2x2 AC on 5ghz has an 867mbps max PHY throughput, which after a 50% derate for signal quality and overhead is still a very comfortable 400mbps… typical cable internet is around 100 to 500mbps with a lot of places offering “1gbps” that it never actually reaches, so it’s certainly sufficient for 90% of people.
If you have a very heavy multi user (6+ devices always on) household you may find some benefit from an AX 2x2 or 3x3 router just because it can handle congestion better.
Six plus always-on devices is rookie numbers. I’m in the twenties, in a house with a handful of people.
And yes, the router I’m currently using is faster than all my wired devices over wifi, save for the two that pair some form of 2.5/10Gb ports. Also yes, my 1Gbps WAN hits about 900-ish on the downstream, with the ISP guaranteeing at least 800 as a legal requirement. I don’t know if other regions allow ISPs to sell connections that run at 50% of the advertised speed, but… yeah, no, that’s illegal here.
Honestly, full home coverage is the biggest issue I have. If this was a new house I would have wired it as a solution, but as it is, I only got the whole home fully connected with reliable speeds by spending a bunch of money in wireless networking gear.
Well since the ruler’s out, 133 here. It’s hell.
Explanation: mostly younger roommates. Majority of bandwidth goes to just 21 personal machines, 4 MLO devices in particular, 1 of which uploads a fuck ton of cam stuff.
That said, most connections are idle. In particular there’s a chunky subnet of energy monitors with a low hum of usage.
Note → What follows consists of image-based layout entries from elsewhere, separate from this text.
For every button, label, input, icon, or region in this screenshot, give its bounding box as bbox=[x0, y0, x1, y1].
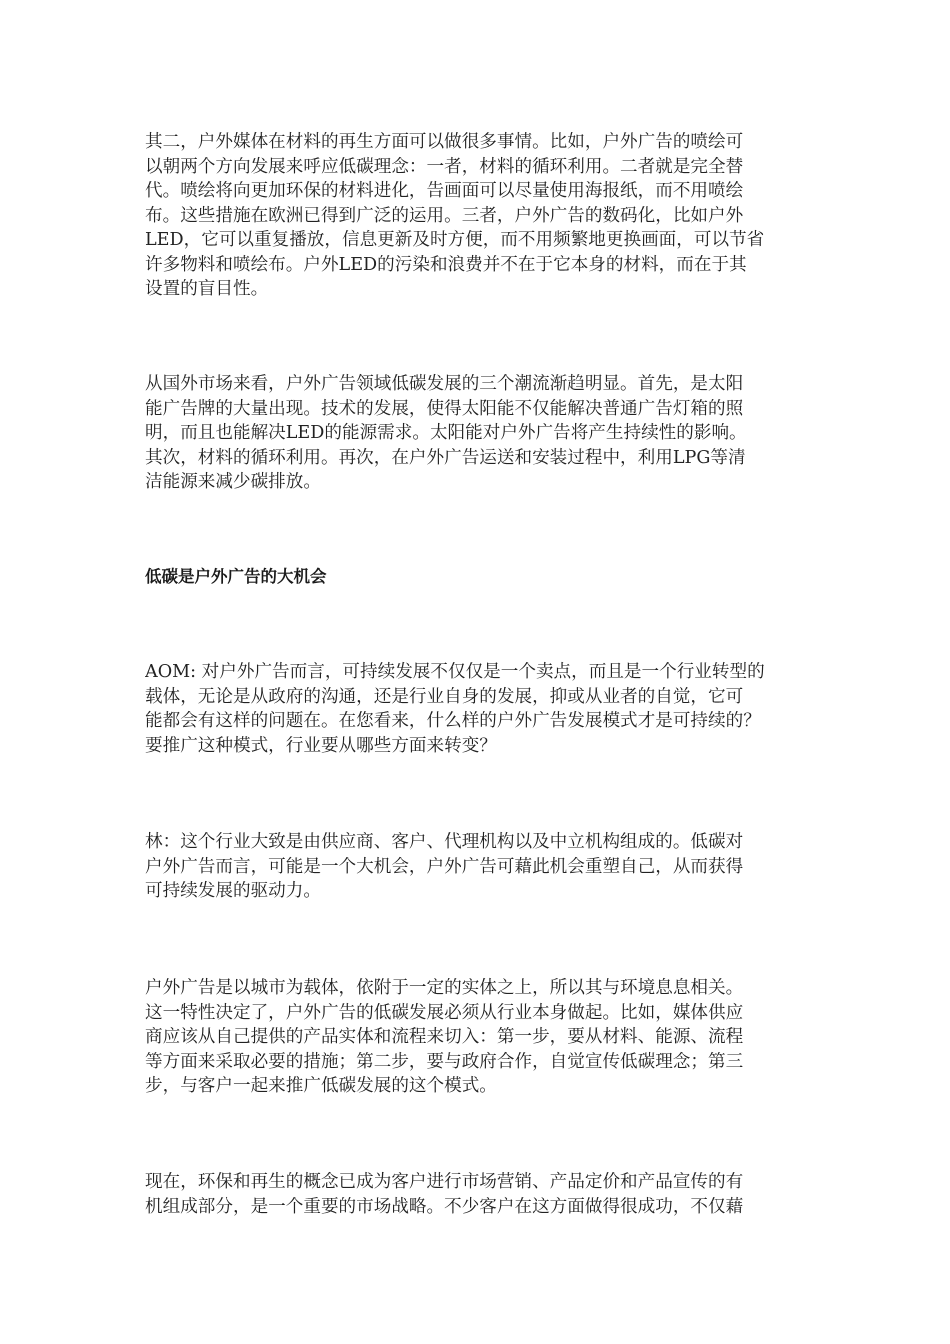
text-line: 代。喷绘将向更加环保的材料进化，告画面可以尽量使用海报纸，而不用喷绘 bbox=[145, 181, 744, 201]
text-line: 载体，无论是从政府的沟通，还是行业自身的发展，抑或从业者的自觉，它可 bbox=[145, 686, 744, 707]
paragraph-city-carrier bbox=[145, 976, 810, 1099]
paragraph-interview-answer bbox=[145, 830, 810, 904]
text-line: 洁能源来减少碳排放。 bbox=[145, 472, 321, 492]
text-line: 商应该从自己提供的产品实体和流程来切入：第一步，要从材料、能源、流程 bbox=[145, 1027, 744, 1047]
text-line: 户外广告而言，可能是一个大机会，户外广告可藉此机会重塑自己，从而获得 bbox=[145, 856, 744, 877]
paragraph-interview-question bbox=[145, 660, 810, 758]
text-line: 这一特性决定了，户外广告的低碳发展必须从行业本身做起。比如，媒体供应 bbox=[145, 1002, 744, 1023]
text-line: 林：这个行业大致是由供应商、客户、代理机构以及中立机构组成的。低碳对 bbox=[145, 832, 744, 852]
text-line: 等方面来采取必要的措施；第二步，要与政府合作，自觉宣传低碳理念；第三 bbox=[145, 1051, 744, 1072]
text-line: AOM: 对户外广告而言，可持续发展不仅仅是一个卖点，而且是一个行业转型的 bbox=[145, 662, 765, 682]
paragraph-foreign-market-trends bbox=[145, 372, 810, 495]
text-line: 要推广这种模式，行业要从哪些方面来转变？ bbox=[145, 735, 497, 756]
text-line: 能都会有这样的问题在。在您看来，什么样的户外广告发展模式才是可持续的？ bbox=[145, 711, 761, 731]
text-line: 布。这些措施在欧洲已得到广泛的运用。三者，户外广告的数码化，比如户外 bbox=[145, 205, 744, 226]
text-line: 户外广告是以城市为载体，依附于一定的实体之上，所以其与环境息息相关。 bbox=[145, 978, 744, 998]
text-line: 其次，材料的循环利用。再次，在户外广告运送和安装过程中，利用LPG等清 bbox=[145, 447, 746, 468]
text-line: 从国外市场来看，户外广告领域低碳发展的三个潮流渐趋明显。首先，是太阳 bbox=[145, 374, 744, 394]
text-line: 以朝两个方向发展来呼应低碳理念：一者，材料的循环利用。二者就是完全替 bbox=[145, 156, 744, 177]
paragraph-material-recycling bbox=[145, 130, 810, 302]
text-line: 许多物料和喷绘布。户外LED的污染和浪费并不在于它本身的材料，而在于其 bbox=[145, 254, 747, 275]
text-line: 现在，环保和再生的概念已成为客户进行市场营销、产品定价和产品宣传的有 bbox=[145, 1172, 744, 1192]
text-line: 能广告牌的大量出现。技术的发展，使得太阳能不仅能解决普通广告灯箱的照 bbox=[145, 398, 744, 419]
text-line: 其二，户外媒体在材料的再生方面可以做很多事情。比如，户外广告的喷绘可 bbox=[145, 132, 744, 152]
text-line: LED，它可以重复播放，信息更新及时方便，而不用频繁地更换画面，可以节省 bbox=[145, 230, 765, 250]
text-line: 可持续发展的驱动力。 bbox=[145, 881, 321, 901]
text-line: 设置的盲目性。 bbox=[145, 279, 269, 299]
text-line: 机组成部分，是一个重要的市场战略。不少客户在这方面做得很成功，不仅藉 bbox=[145, 1196, 744, 1217]
paragraph-market-strategy bbox=[145, 1170, 810, 1219]
text-line: 明，而且也能解决LED的能源需求。太阳能对户外广告将产生持续性的影响。 bbox=[145, 423, 747, 443]
text-line: 步，与客户一起来推广低碳发展的这个模式。 bbox=[145, 1076, 497, 1096]
section-heading: 低碳是户外广告的大机会 bbox=[145, 567, 327, 586]
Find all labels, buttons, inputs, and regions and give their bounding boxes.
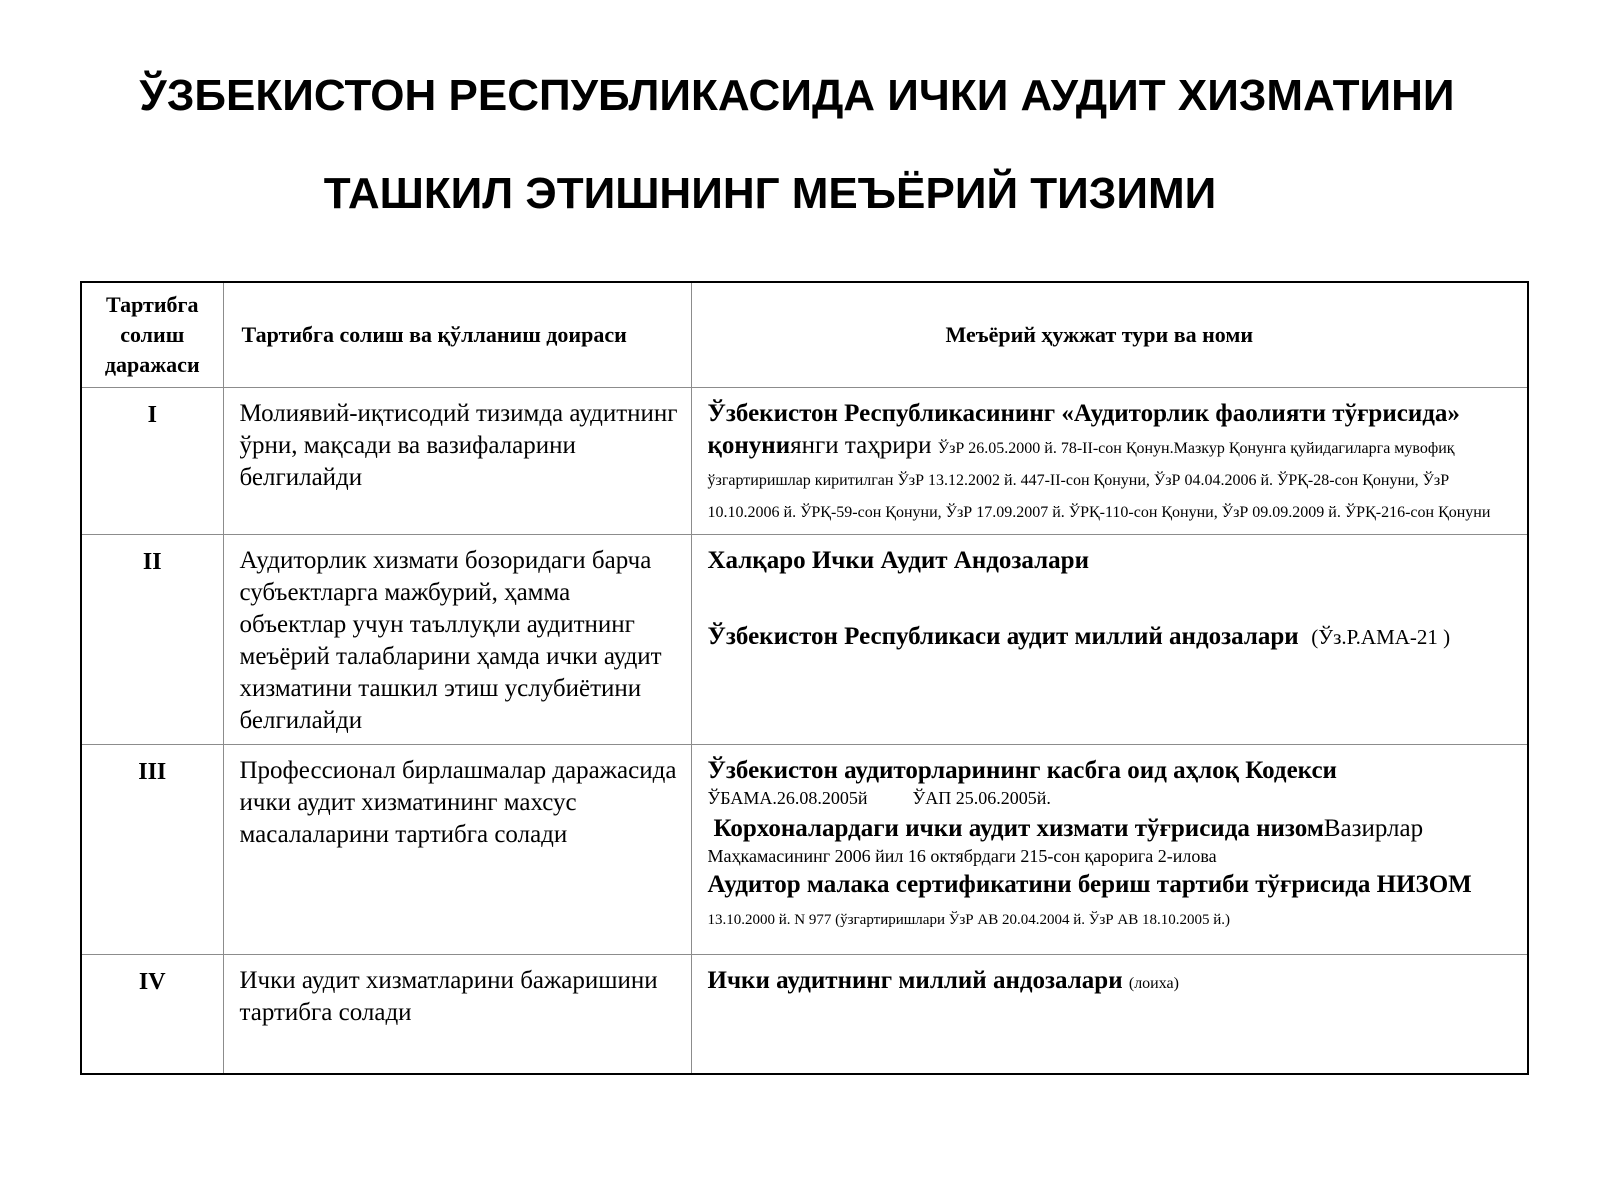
document-note: янги таҳрири [790,431,932,459]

I say “hell” because it takes 7 mesh nodes to reach everyone (while playing nice re: antenna strength in a congested building), maintaining security and privacy for everyone requires planning, and the second anything goes wrong everyone loses their minds.
Woof, yeah, now you’re talking.
I mean, once you factor in a phone, a computer, probably some gaming device running updates in the background, you’re thinking at least three devices per person, plus whatever tablets, smart TVs, printers and IoT garbage you have lying around the house. And if you live on an apartment you’re trying to service all of that alongside a bunch of other people trying to do the same.
Honestly, I struggled a lot to get a solid, cost effective mesh to solve the issue. I ended up going back to brute forcing it with a chonker of a router. No idea if that impacts my neighbours and, frankly, at this point it’s every bubble of electromagnetic real estate for themselves.
It’s honestly crazy how much networking you have to do at home these days, particularly if you work from home or throw in a NAS into the mix. I have no idea how the normies manage. Maybe they pay somebody to set it up?